"They can see our poor soldiers return, minus an arm, minus a leg, as they pass through these lobbies, but their only care is to protect the property of Rebels. And we are asked by one of my colleagues, (Mr. Cox) does the gentleman from New York intend to call us Traitors? My friend, Mr. Morris, modestly answered no! If he had asked that question of me, he knows what my answer would have been! I have seen Rebel officers at Johnson's Island, and I have taken them by the hand because they have fought us fairly in the field and did not seek to break down the Government while living under its protection. Yes, Sir, that gentleman knows that I would have said to him that I have more respect for an open and avowed Traitor in the field, than for a sympathizer in this Hall. Four months have scarcely gone by since that gentleman and his political friends were advocating the election of a man for the Gubernatorial office in my State, who was an open and avowed advocate of Secession—AN OUTLAW AT THAT!"

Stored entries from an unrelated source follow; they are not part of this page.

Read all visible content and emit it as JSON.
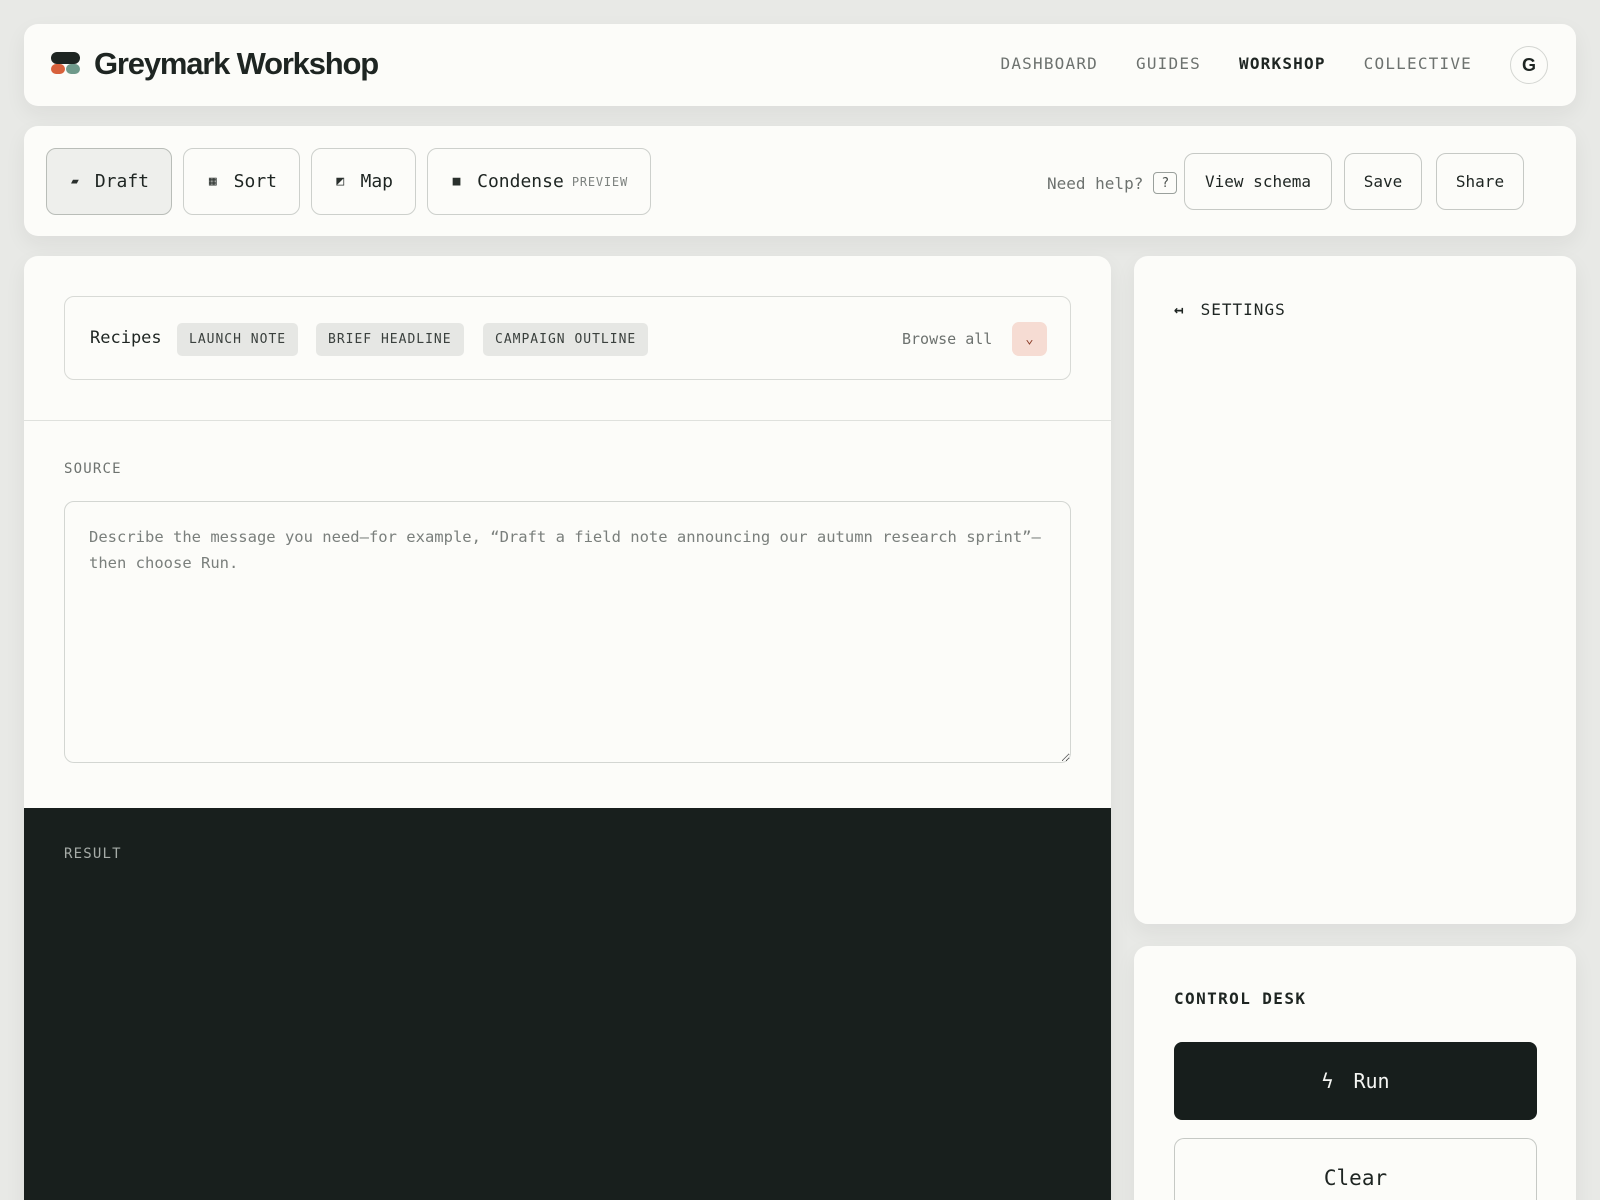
{
  "header": {
    "brand": "Greymark Workshop",
    "nav": [
      "DASHBOARD",
      "GUIDES",
      "WORKSHOP",
      "COLLECTIVE"
    ],
    "active_nav": "WORKSHOP",
    "avatar_initial": "G"
  },
  "toolbar": {
    "modes": [
      {
        "label": "Draft",
        "icon": "pen-icon",
        "glyph": "▰",
        "active": true
      },
      {
        "label": "Sort",
        "icon": "grid-icon",
        "glyph": "▦"
      },
      {
        "label": "Map",
        "icon": "map-icon",
        "glyph": "◩"
      },
      {
        "label": "Condense",
        "icon": "square-icon",
        "glyph": "■",
        "badge": "PREVIEW"
      }
    ],
    "help_text": "Need help?",
    "help_glyph": "?",
    "view_schema": "View schema",
    "save": "Save",
    "share": "Share"
  },
  "recipes": {
    "label": "Recipes",
    "items": [
      "LAUNCH NOTE",
      "BRIEF HEADLINE",
      "CAMPAIGN OUTLINE"
    ],
    "browse": "Browse all",
    "dropdown_glyph": "⌄"
  },
  "source": {
    "label": "SOURCE",
    "value": "",
    "placeholder": "Describe the message you need—for example, “Draft a field note announcing our autumn research sprint”—then choose Run."
  },
  "result": {
    "label": "RESULT"
  },
  "settings": {
    "label": "SETTINGS",
    "arrow_glyph": "↤"
  },
  "control_desk": {
    "title": "CONTROL DESK",
    "run": "Run",
    "run_glyph": "ϟ",
    "clear": "Clear"
  },
  "colors": {
    "background": "#e8e9e6",
    "panel": "#fcfcf9",
    "ink": "#1e2522",
    "result_bg": "#181f1d",
    "accent_orange": "#d8613c",
    "accent_sage": "#6f9a8b",
    "dropdown_tint": "#f6dcd3"
  }
}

And old Thaddeus Stevens—the clear-sighted and courageous "Old Commoner"—followed up Spalding, and struck very close to the root and animus of the Democratic opposition, when he exclaimed:
"All this struggle by calm and dignified and moderate 'Patriots;' all this clamor against 'Radicals;' all this cry of 'the Union as it Was, and the Constitution as it Is;' is but a persistent effort to reestablish Slavery, and to rivet anew and forever the chains of Bondage on the limbs of Immortal beings. May the God of Justice thwart their designs and paralyze their wicked efforts!"
CHAPTER XXV.
"THE FIRE IN THE REAR."
The treacherous purposes of professedly-loyal Copperheads being seen through, and promptly and emphatically denounced to the Country by Union statesmen, the Copperheads aforesaid concluded that the profuse circulation of their own Treason-breeding speeches—through the medium of the treasonable organizations before referred to, permeating the Northern States,—would more than counteract all that Union men could say or do. Besides, the fiat had gone forth, from their Rebel masters at Richmond, to Agitate the North.

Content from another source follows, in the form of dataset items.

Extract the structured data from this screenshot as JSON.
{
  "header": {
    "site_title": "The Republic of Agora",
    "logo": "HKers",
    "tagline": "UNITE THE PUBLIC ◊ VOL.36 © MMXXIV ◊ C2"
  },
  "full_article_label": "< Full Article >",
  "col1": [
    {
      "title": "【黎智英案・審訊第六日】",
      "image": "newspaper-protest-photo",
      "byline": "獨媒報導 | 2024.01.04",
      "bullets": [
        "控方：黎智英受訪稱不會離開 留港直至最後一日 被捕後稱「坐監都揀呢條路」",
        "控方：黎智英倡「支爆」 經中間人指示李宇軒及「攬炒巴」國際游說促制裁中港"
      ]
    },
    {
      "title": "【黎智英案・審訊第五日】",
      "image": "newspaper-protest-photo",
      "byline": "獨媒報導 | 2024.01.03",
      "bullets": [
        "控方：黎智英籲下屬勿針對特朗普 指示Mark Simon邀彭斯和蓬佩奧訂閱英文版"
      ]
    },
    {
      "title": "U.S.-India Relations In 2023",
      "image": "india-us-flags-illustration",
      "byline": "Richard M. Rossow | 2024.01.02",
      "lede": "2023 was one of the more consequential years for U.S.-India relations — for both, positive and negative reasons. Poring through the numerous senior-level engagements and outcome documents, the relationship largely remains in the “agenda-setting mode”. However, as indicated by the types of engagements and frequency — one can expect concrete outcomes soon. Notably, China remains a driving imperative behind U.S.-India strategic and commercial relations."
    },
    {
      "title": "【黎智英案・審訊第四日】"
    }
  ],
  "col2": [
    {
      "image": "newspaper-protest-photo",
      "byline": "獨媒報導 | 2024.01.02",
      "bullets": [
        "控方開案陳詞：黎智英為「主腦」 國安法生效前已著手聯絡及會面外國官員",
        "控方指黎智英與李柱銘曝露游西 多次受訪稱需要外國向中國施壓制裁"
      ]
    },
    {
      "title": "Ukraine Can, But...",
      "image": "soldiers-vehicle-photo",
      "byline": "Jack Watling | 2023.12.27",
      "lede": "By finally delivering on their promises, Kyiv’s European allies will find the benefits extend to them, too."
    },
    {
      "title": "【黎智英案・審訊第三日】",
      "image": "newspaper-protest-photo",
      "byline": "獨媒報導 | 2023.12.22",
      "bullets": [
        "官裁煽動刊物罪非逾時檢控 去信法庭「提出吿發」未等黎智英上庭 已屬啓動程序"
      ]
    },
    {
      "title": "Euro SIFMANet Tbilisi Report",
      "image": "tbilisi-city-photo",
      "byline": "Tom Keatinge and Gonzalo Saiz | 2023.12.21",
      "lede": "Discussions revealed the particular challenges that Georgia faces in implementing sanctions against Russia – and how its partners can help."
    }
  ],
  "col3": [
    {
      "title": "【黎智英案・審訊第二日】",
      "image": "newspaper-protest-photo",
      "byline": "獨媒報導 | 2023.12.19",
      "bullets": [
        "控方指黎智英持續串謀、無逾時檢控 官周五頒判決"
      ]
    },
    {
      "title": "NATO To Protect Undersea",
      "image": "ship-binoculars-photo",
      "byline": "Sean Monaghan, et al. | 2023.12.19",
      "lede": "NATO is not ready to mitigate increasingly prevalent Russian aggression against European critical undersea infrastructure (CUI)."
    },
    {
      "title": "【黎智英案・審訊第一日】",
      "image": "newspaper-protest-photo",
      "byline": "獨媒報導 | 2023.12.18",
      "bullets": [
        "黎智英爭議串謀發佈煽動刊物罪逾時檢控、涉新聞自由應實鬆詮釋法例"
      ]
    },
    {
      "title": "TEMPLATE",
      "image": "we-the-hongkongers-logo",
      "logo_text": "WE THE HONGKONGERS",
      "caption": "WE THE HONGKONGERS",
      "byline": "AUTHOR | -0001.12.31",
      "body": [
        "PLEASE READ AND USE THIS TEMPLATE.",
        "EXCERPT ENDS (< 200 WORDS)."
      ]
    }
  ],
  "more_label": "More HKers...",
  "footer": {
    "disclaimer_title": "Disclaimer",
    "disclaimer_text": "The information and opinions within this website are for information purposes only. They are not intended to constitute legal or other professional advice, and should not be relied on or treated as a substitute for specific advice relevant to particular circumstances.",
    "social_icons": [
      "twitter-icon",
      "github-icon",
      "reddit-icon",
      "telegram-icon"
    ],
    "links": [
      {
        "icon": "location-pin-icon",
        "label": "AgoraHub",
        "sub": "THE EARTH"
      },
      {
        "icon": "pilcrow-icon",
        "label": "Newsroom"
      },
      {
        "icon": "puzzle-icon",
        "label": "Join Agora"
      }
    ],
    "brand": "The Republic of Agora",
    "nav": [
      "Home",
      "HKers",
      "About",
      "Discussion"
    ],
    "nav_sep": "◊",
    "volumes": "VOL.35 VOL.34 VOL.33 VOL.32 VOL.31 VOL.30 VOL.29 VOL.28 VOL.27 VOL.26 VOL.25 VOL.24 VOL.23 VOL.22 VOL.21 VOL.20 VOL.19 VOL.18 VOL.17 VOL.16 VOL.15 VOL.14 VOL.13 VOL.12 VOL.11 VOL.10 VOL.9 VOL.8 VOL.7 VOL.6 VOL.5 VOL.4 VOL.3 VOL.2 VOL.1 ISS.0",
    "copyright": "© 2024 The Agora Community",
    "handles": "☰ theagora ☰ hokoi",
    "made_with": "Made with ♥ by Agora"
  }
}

Hence, day after day, Democrat after Democrat, in the one House or the other, continued to air his disloyal opinions, and to utter more or less virulent denunciations of the Government which guarded and protected him.
Thus, Brooks, of New York, on the 25th of January (1864), sneeringly exclaimed: "Why, what absurdity it is to talk at this Capitol of prosecuting the War by the liberation of Slaves, when from the dome of this building there can be heard at this hour the booming of cannon in the distance!"